Subhan Tariq, Esq
How Good Is Your Credit Score?
A credit score is a significant factor in a consumer’s quality of life. Many different things, including housing, transportation, and work, can be determined by this three-digit number. Most consumers are unaware of all the elements that are taken into account when determining this number. Several factors affect your credit score, including how many accounts you have, your financial history, as well as the total amount of debt you have. Further, declaration of bankruptcy, as well as the number of accounts that are being collected, will also detrimentally affect your credit score.
Your credit score represents a risk that a lender would assume if they lent you money. There are two primary companies that regulate credit ratings. Two popular credit scores are the Fair Isaac Corporation's FICO score and the VantageScore, which was created in collaboration with the three major credit reporting agencies: Experian, Transunion, and Equifax. Both of these systems employ numbers in the range of 300 to 850 to demonstrate a consumer's credit-related responsibilities.
Below is a breakdown of credit scores and what it entails.
800 - 850: Outstanding Credit
A score of over 800 may be given to people who have used credit consistently, paid their bills on time each month, and kept minimal credit balances. People with excellent credit scores frequently have access to more loans and enjoy lower interest rates because it represents the lowest risk to a lender.

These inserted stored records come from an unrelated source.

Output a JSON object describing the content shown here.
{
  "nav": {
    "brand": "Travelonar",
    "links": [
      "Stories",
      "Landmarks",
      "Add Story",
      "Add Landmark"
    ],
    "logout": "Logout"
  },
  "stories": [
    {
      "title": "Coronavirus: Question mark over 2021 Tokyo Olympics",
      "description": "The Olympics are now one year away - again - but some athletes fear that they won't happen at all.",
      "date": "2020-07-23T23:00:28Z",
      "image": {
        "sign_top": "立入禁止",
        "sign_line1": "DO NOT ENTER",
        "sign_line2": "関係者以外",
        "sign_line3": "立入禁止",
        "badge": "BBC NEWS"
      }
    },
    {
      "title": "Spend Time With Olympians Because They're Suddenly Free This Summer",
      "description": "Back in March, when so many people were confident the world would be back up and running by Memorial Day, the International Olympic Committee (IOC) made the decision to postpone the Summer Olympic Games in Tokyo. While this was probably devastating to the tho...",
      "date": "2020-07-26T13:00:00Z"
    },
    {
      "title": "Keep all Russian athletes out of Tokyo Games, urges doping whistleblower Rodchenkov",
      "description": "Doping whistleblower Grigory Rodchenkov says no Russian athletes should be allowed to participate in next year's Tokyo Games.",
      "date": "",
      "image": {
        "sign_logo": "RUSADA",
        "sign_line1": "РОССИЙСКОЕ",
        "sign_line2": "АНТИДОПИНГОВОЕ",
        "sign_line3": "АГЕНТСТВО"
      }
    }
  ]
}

740 - 799: Excellent Credit
A score in this range denotes a customer who manages their credit responsibly and typically pays all of their credit card, mortgage, auto loan, and rental payments on time. Your likelihood of falling into this score category will increase if you keep your credit card balances low.
670 - 739: Good Credit
This category includes those within or slightly above the 695 FICO national average score. Although those with good credit may have several financing alternatives available to them, they might not always receive the best terms or largest loans.
580 - 669: Fair Credit
Consumers with a few negative marks but nothing too severe on their records often receive scores at this level. Consumers with fair credit can usually get some financing, but it frequently comes with hefty interest rates.
Below 580: Bad credit
Someone with a credit score of 300 to 580 has a significantly damaged credit history, maybe as a result of numerous collections, loan defaults, and/or bankruptcy filings. They are unlikely to receive any credit possibilities.